Real doctors don’t do that. We learn to hide emotion, from everyone – our colleagues as well as our patients. For example:
– Fear. This one is especially important to hide, perhaps because it’s such a constant companion. After all, fear is what makes us good: you have to be scared of how easily something bad could happen, in order to work hard at preventing it. You have to have seen vent-associated pneumonia, and fear its return, to really care about preventive measures or early diagnosis.
But it has to be private. After all, they say surgeons are like sharks: they attack at the smell of blood. Fear of not knowing the right answers only draws more pressure.
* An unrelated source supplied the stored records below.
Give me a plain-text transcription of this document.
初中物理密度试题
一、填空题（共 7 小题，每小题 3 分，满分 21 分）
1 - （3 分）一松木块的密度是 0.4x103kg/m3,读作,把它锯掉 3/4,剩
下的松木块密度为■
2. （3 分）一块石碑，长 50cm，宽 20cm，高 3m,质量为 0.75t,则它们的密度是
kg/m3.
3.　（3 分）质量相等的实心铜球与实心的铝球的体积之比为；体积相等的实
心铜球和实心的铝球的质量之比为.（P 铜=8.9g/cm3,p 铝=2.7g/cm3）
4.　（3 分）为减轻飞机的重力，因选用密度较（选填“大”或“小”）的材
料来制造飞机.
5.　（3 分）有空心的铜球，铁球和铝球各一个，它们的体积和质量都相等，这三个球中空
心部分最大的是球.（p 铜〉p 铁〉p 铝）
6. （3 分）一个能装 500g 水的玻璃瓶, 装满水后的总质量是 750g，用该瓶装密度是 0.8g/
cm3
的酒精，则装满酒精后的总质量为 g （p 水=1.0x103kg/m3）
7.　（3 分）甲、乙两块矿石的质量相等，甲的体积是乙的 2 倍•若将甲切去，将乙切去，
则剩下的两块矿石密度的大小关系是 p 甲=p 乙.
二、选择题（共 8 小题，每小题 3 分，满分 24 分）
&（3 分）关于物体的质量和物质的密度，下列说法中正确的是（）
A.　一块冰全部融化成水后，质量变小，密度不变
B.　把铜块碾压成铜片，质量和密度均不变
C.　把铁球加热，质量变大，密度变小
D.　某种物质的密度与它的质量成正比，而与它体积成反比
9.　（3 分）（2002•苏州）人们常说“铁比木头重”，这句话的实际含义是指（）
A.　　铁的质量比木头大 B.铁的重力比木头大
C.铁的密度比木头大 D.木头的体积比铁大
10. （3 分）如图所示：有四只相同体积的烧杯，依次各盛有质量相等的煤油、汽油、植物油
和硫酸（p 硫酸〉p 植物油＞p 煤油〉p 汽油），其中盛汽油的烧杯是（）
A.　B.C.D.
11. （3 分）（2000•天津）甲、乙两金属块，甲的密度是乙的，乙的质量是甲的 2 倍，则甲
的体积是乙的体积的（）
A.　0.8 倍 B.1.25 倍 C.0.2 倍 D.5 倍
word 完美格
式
As for fear of the outcome for a patient, that has to be hidden, because such things only get stronger by being shared. If everyone in the trauma bay getting ready for a bad level I admitted their fear, we wouldn’t be able to function. Some of the seniors lately have been demonstrating that to me. The trauma pager has been going off again and again, one trauma after another, and now a really bad one. The patient was intubated en route, which is not good, and the confused early reports suggest that there’s something seriously wrong. The nurses and techs run around, laying the room out, assembling the monitor wires, getting the ventilator set up beside the bed, laying out the needles for starting ivs and drawing blood. They’re efficient, but the atmosphere is hectic. Then the senior physician in charge walks in. It could be the ER attending, or a chief surgery resident. They walk slowly (when there’s time), and move deliberately; no wasted steps. Calmly, loudly enough to be heard, they start arranging: who will stand where, who’s responsible for which part of the resuscitation, who’s in charge of the airway, who’s standing by to place a central line, where the thoracotomy kit is if it should be needed. Their calmness settles everybody down, and keeps the room from exploding into chaos when the patient actually arrives. (The worse a trauma is, the quieter the room is. When things are really bad, no one chatters, for fear of drowning out important information.)
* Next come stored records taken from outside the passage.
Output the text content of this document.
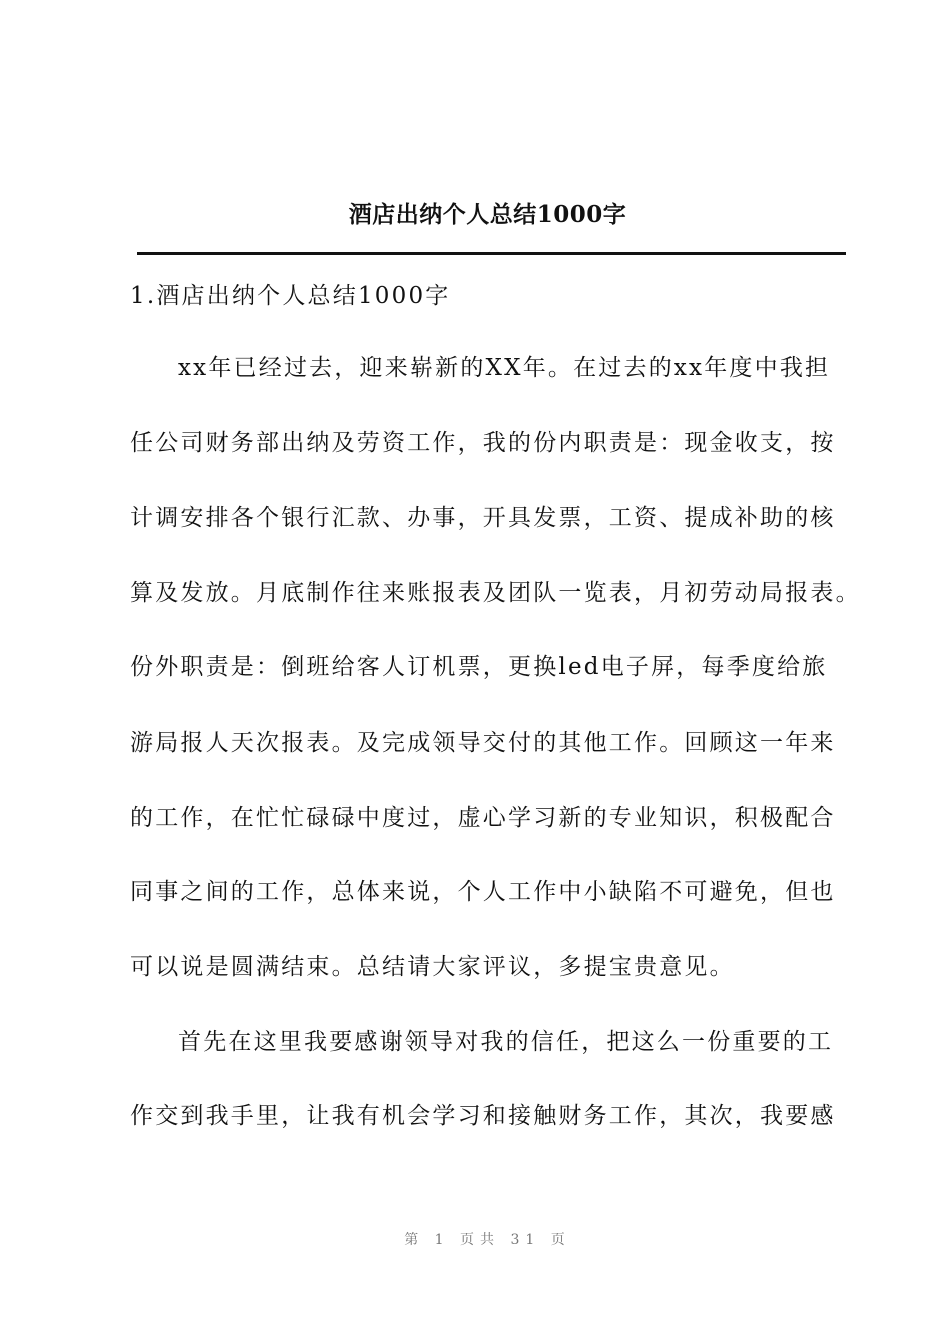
酒店出纳个人总结1000字
1.酒店出纳个人总结1000字
xx年已经过去，迎来崭新的XX年。在过去的xx年度中我担
任公司财务部出纳及劳资工作，我的份内职责是：现金收支，按
计调安排各个银行汇款、办事，开具发票，工资、提成补助的核
算及发放。月底制作往来账报表及团队一览表，月初劳动局报表。
份外职责是：倒班给客人订机票，更换led电子屏，每季度给旅
游局报人天次报表。及完成领导交付的其他工作。回顾这一年来
的工作，在忙忙碌碌中度过，虚心学习新的专业知识，积极配合
同事之间的工作，总体来说，个人工作中小缺陷不可避免，但也
可以说是圆满结束。总结请大家评议，多提宝贵意见。
首先在这里我要感谢领导对我的信任，把这么一份重要的工
作交到我手里，让我有机会学习和接触财务工作，其次，我要感
第 1 页共 31 页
Fear also has to be suppressed when talking to patients or families. They ask for the truth, but they don’t really want to know what we know. Even when things are unquestionably bad, the news has to be broken gently, maybe over the course of a couple conversations – because they need to be able to keep functioning. And if the worst-case scenario is only a shadow in my head, there’s no need to torment the patient and family by discussing what will most likely never happen. If I look excessively worried, that scares people so badly that they can’t think; the other children still need to be fed and put to bed.
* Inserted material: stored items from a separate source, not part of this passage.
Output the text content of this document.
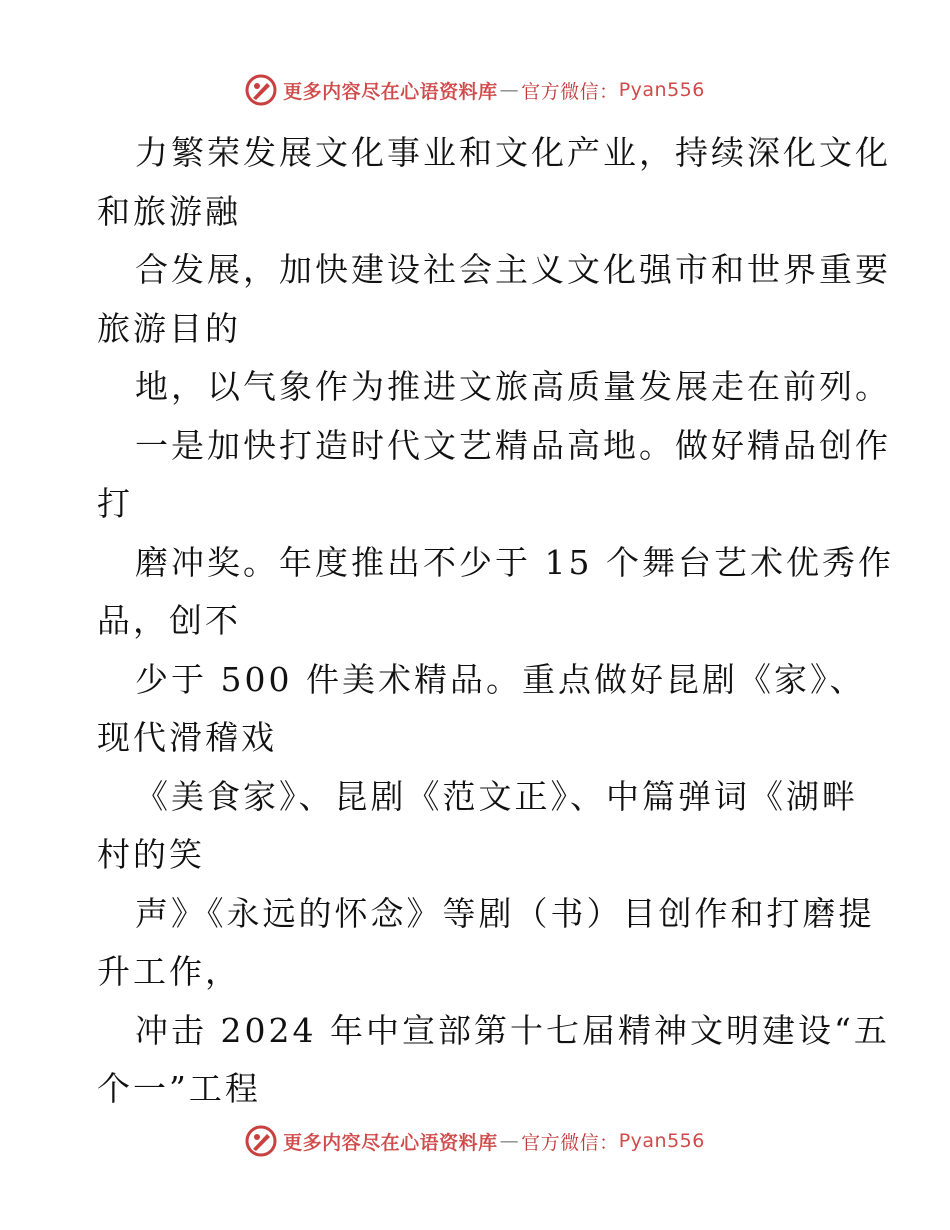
更多内容尽在心语资料库 — 官方微信： Pyan556
力繁荣发展文化事业和文化产业，持续深化文化
和旅游融
合发展，加快建设社会主义文化强市和世界重要
旅游目的
地，以气象作为推进文旅高质量发展走在前列。
一是加快打造时代文艺精品高地。做好精品创作
打
磨冲奖。年度推出不少于 15 个舞台艺术优秀作
品，创不
少于 500 件美术精品。重点做好昆剧《家》、
现代滑稽戏
《美食家》、昆剧《范文正》、中篇弹词《湖畔
村的笑
声》《永远的怀念》等剧（书）目创作和打磨提
升工作，
冲击 2024 年中宣部第十七届精神文明建设“五
个一”工程
更多内容尽在心语资料库 — 官方微信： Pyan556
– Sorrow. I learned this probably in August or September of intern year, and keep relearning it: if you cry about every patient, there’s no time or energy for actually working. Really, I’m hurting my patient if I allow more than a minute or two to consider how awful their predicament is, and how tragic it must be for their family and friends. I need to be thinking about can be done to make him better. Crying wastes time; meditating on the nature of evil wastes time.
– Of course anger has to be hidden as well (another emotion that TV doctors are frequently good at). Anger, like fear, wastes time and clouds judgment.
Above all, emotion is unprofessional. We’re supposed to be cool, calm, rational – in charge. And that means not showing our colleagues or our patients what we really feel. Drama is for the soap operas, not for professionals.